Anomaly detection has become the go-to way to monitor data. It’s available in pretty much every tool that deals with data in some way [yup, guilty as charged- including Rupert]. It is extremely appealing as it is fairly automatic and can be quite accurate - it “learns” the data’s behavior by itself and doesn’t require too much intervention. But this magical technique is sometimes not the right choice.. In order to know if anomaly detection is the answer, you need to ask the right questions.

BTW - If you need a refresher or a light intro to anomaly detection - scroll down 🙂


Anomaly detection is used to classify the current/ future [predicted] data observations/ events based on the learnings from historical data. This means that in order for the model to work and identify current-time anomalies or predict them in advance - it needs to get historical data or alternatively learn for a while. The more available data it has - the more accurate its output will be, so in general - be patient with it.

You can also affect its output by tuning some parameters based on your knowledge of your industry or specific use cases- you can specify the relevant seasonality, change the model sensitivity to change, set expected value caps and adjust the lookback period for training.

In some cases, no matter how much you try to extend the model’s past learning or optimize its priors and params - you end up feeling it’s not “it” - anomalies are identified too often or are far too rarely and you start asking yourself if this is the right way to go…
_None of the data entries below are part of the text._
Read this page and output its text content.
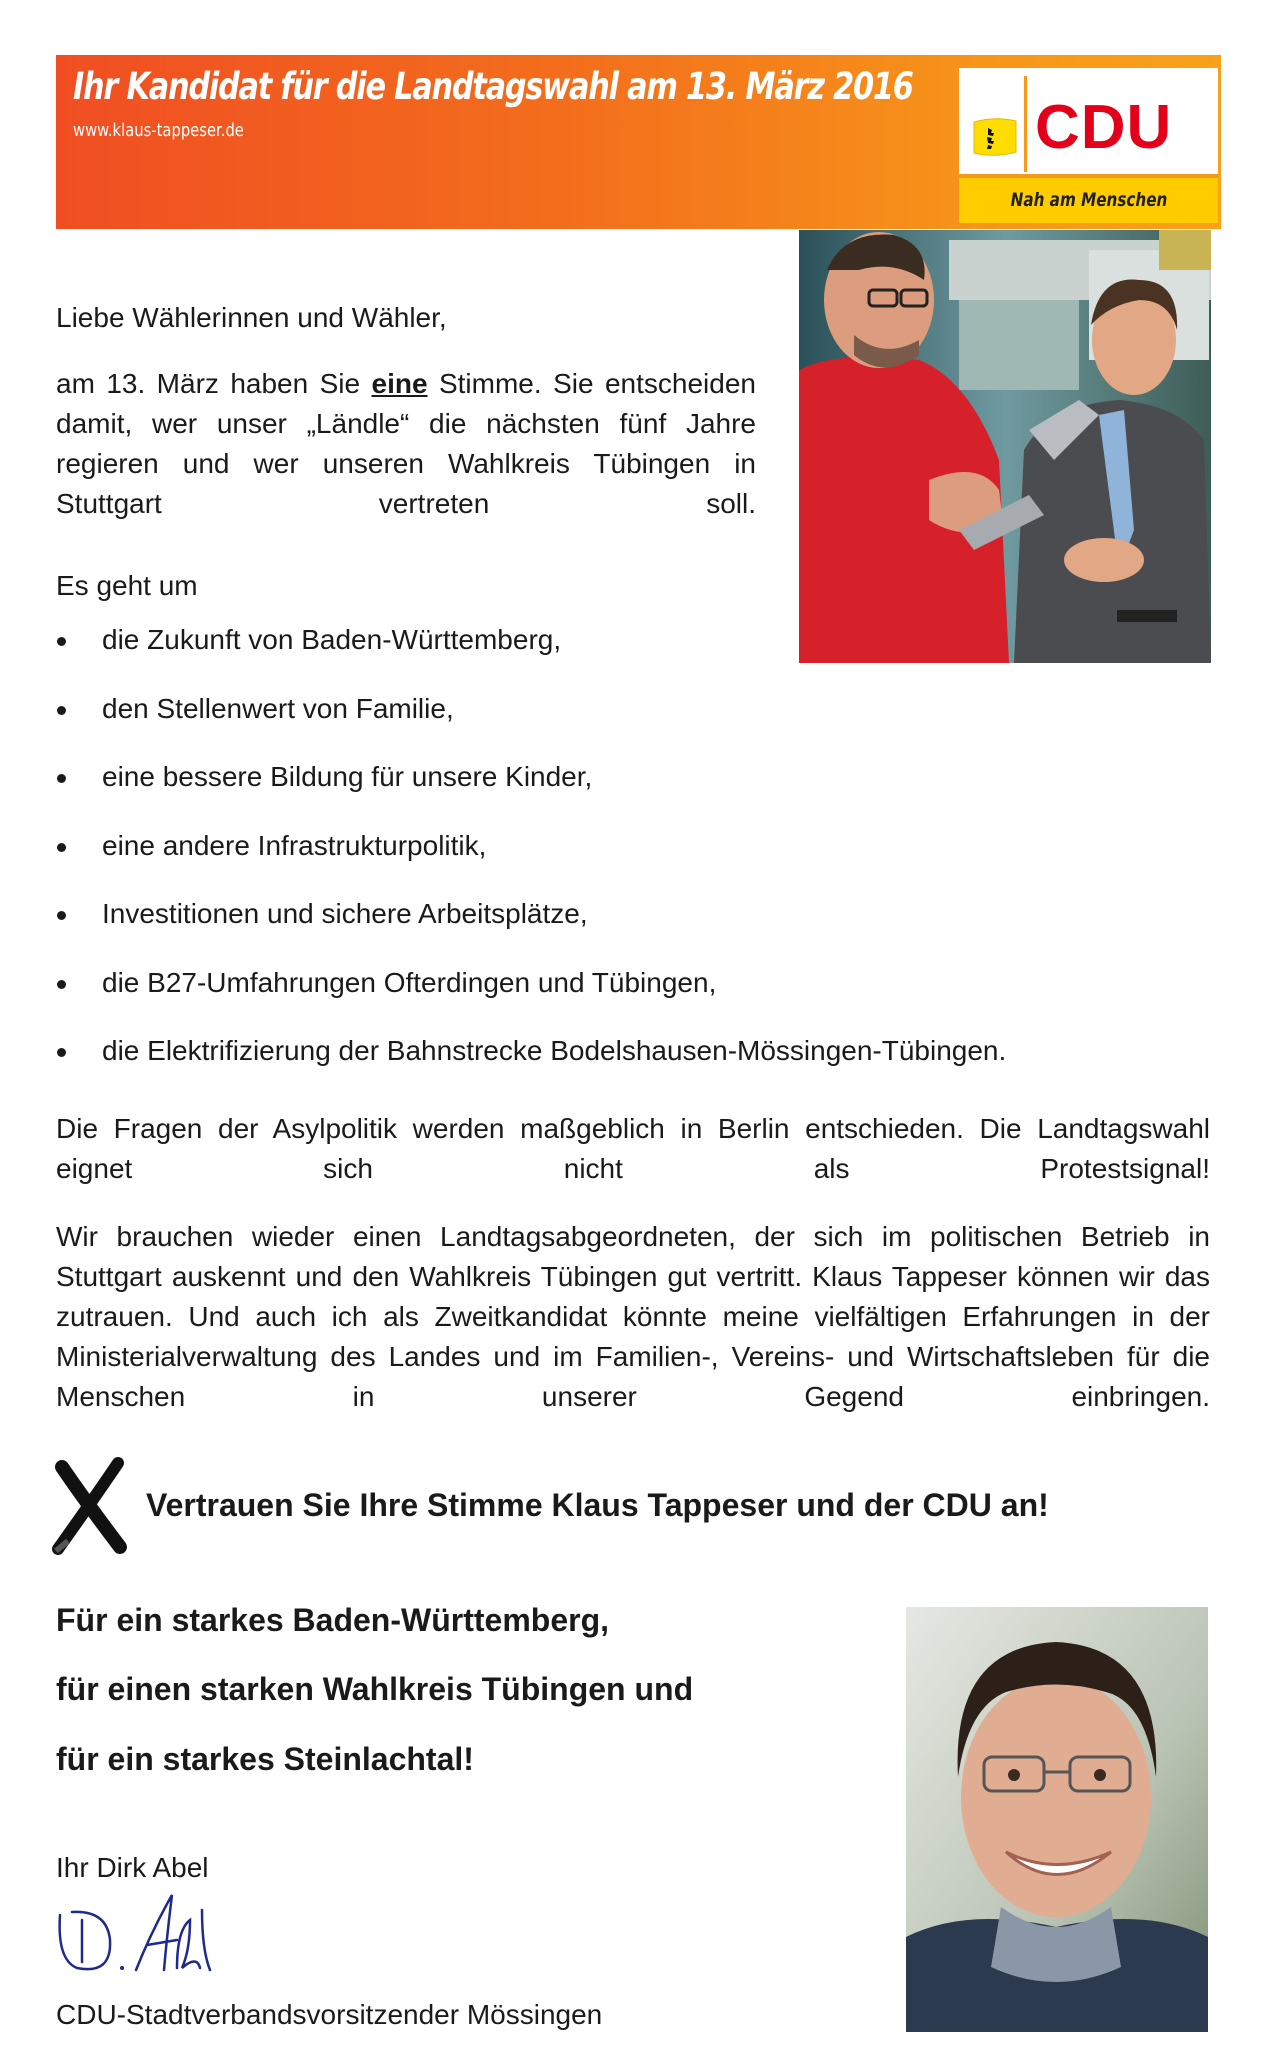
Ihr Kandidat für die Landtagswahl am 13. März 2016
www.klaus-tappeser.de	CDU
Nah am Menschen
Liebe Wählerinnen und Wähler,
am 13. März haben Sie eine Stimme. Sie entscheiden damit, wer unser „Ländle“ die nächsten fünf Jahre regieren und wer unseren Wahlkreis Tübingen in Stuttgart vertreten soll.
Es geht um
die Zukunft von Baden-Württemberg,
den Stellenwert von Familie,
eine bessere Bildung für unsere Kinder,
eine andere Infrastrukturpolitik,
Investitionen und sichere Arbeitsplätze,
die B27-Umfahrungen Ofterdingen und Tübingen,
die Elektrifizierung der Bahnstrecke Bodelshausen-Mössingen-Tübingen.
Die Fragen der Asylpolitik werden maßgeblich in Berlin entschieden. Die Landtagswahl eignet sich nicht als Protestsignal!
Wir brauchen wieder einen Landtagsabgeordneten, der sich im politischen Betrieb in Stuttgart auskennt und den Wahlkreis Tübingen gut vertritt. Klaus Tappeser können wir das zutrauen. Und auch ich als Zweitkandidat könnte meine vielfältigen Erfahrungen in der Ministerialverwaltung des Landes und im Familien-, Vereins- und Wirtschaftsleben für die Menschen in unserer Gegend einbringen.
Vertrauen Sie Ihre Stimme Klaus Tappeser und der CDU an!
Für ein starkes Baden-Württemberg,
für einen starken Wahlkreis Tübingen und
für ein starkes Steinlachtal!
Ihr Dirk Abel
CDU-Stadtverbandsvorsitzender Mössingen
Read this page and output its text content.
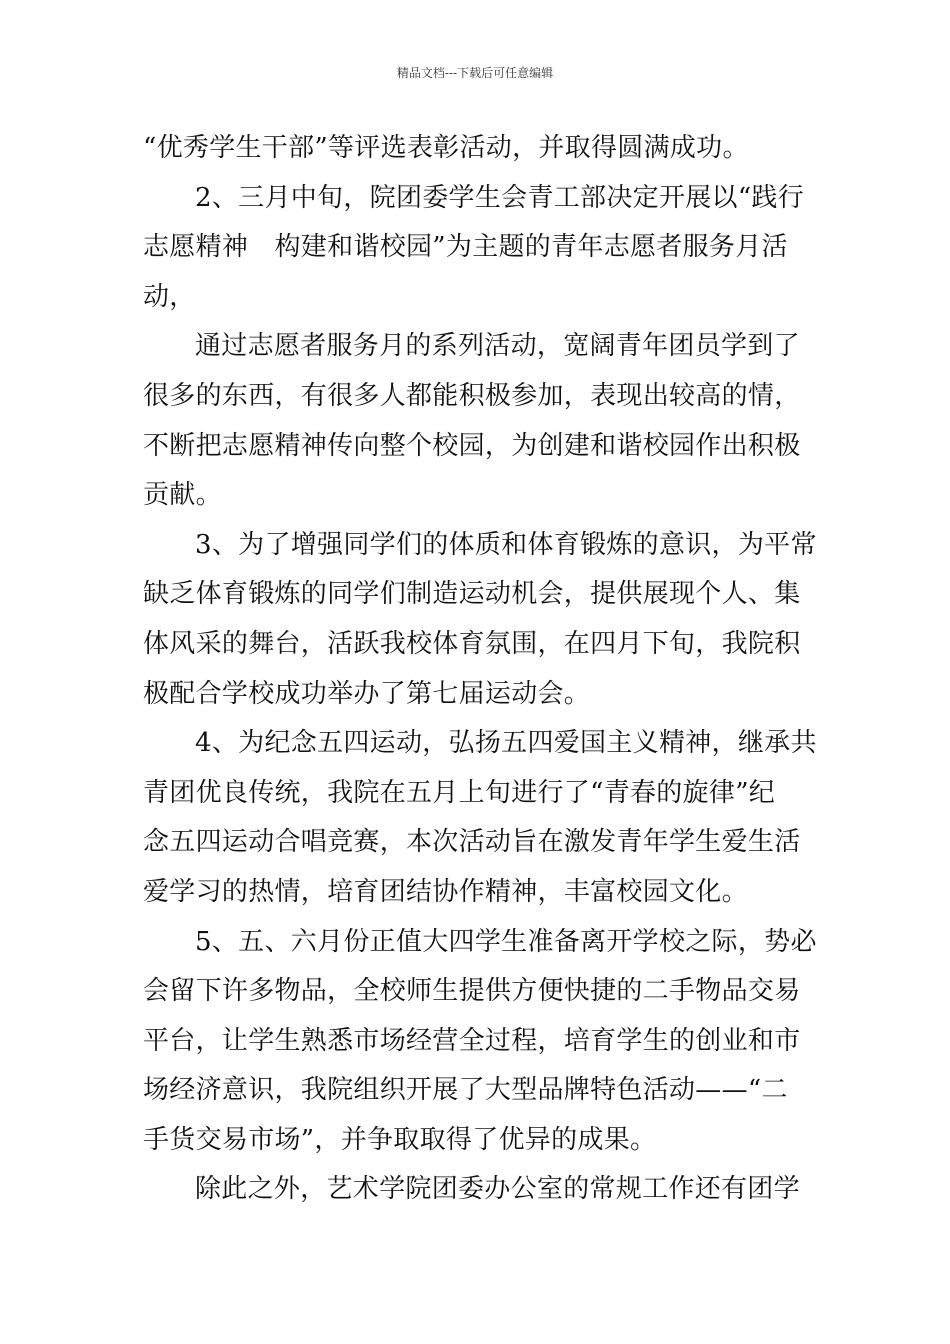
精品文档---下载后可任意编辑
“优秀学生干部”等评选表彰活动，并取得圆满成功。
2、三月中旬，院团委学生会青工部决定开展以“践行
志愿精神　构建和谐校园”为主题的青年志愿者服务月活
动，
通过志愿者服务月的系列活动，宽阔青年团员学到了
很多的东西，有很多人都能积极参加，表现出较高的情，
不断把志愿精神传向整个校园，为创建和谐校园作出积极
贡献。
3、为了增强同学们的体质和体育锻炼的意识，为平常
缺乏体育锻炼的同学们制造运动机会，提供展现个人、集
体风采的舞台，活跃我校体育氛围，在四月下旬，我院积
极配合学校成功举办了第七届运动会。
4、为纪念五四运动，弘扬五四爱国主义精神，继承共
青团优良传统，我院在五月上旬进行了“青春的旋律”纪
念五四运动合唱竞赛，本次活动旨在激发青年学生爱生活
爱学习的热情，培育团结协作精神，丰富校园文化。
5、五、六月份正值大四学生准备离开学校之际，势必
会留下许多物品，全校师生提供方便快捷的二手物品交易
平台，让学生熟悉市场经营全过程，培育学生的创业和市
场经济意识，我院组织开展了大型品牌特色活动——“二
手货交易市场”，并争取取得了优异的成果。
除此之外，艺术学院团委办公室的常规工作还有团学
Anomaly detection on metric monitoring at Rupert


Every time you need to decide whether or not to use anomaly detection for your data monitoring - ask yourself the following questions:

  1. What are you trying to identify with your monitoring? 
    • Are you trying to identify outlier events or abnormal metric behavior? - For example: critical event just occurred [some network gateway errors are peaking and it might be down] or some calculated metric got a weird value after the last ETL [company’s revenue is down by 30% comparing to last week] for these cases: anomaly detection would be a great fit!
    • Do you want to be alerted to  frequent (but important) events or a changing trend of some metric? -  For example: new customer joined the product [which is hopefully not an anomaly for you!] or some organizations are starting to reduce the volumes of transactions they run by your payment service [you want to know when the trend starts - so you can stop it, and not after the customer has churned!] - In these cases, rule based control will make sure you don’t miss out on these more common or “subtle” events - and you are able to react to them quicker. 
  1. What does your data look like?
    • How many variations can be in identifying your “triggering” conditions?If your triggering conditions are known and don’t have potential variants - define them specifically with rules. This will give you the best control and clarity. However, for less predictable and varying triggering use cases - the defined heuristic is as good as the domain expert who configures it and might quickly turn out as partial or too noisy - and it’s better to let anomaly take it and automatically generalize all considerations - even the ones you’re not aware of.
  1. Who are the potential stakeholders that care about your monitoring results? 
    • Who are the stakeholders you are sharing your monitoring results withIf they are non-technical people - oftentimes using a black box like anomaly detection can be harder to explain or justify.For example: approaching a customer success manager with some anomaly that was detected with some high profile customer’s behavior [such as - “Anomaly was detected in a high-profile customer tokens consumption”] is less compelling or clear than specifying the exact change that was detected [such as, like “a drop of 20% comparing to the moving average of the customer tokens consumption”].    

For those who need a refresher:


Anomaly detection is a computational technique to identify events or observations that deviate from the “normal behavior” of the dataset. In today’s world it is usually implemented via unsupervised models - models that do not train on a “labeled” data set telling the model what is a “conforming” observation and what is “deviating”.

Unsupervised models infer the deviations autonomously using different techniques [like smoothing, de-compositions and other scary words]. Most of them essentially understand the main pattern that “most of the input” is following and provide scoring per observation based on deviation from that pattern, where high scores are considered anomalies [this is over simplifying but really the logical base of the theory].

In time series data, These “patterns” are based not only on the general trend, but also considering its change over time and seasonality [seasonality can be periodical by days of week - for example: Mondays behave differently than Sundays or it can relate to holidays and special events].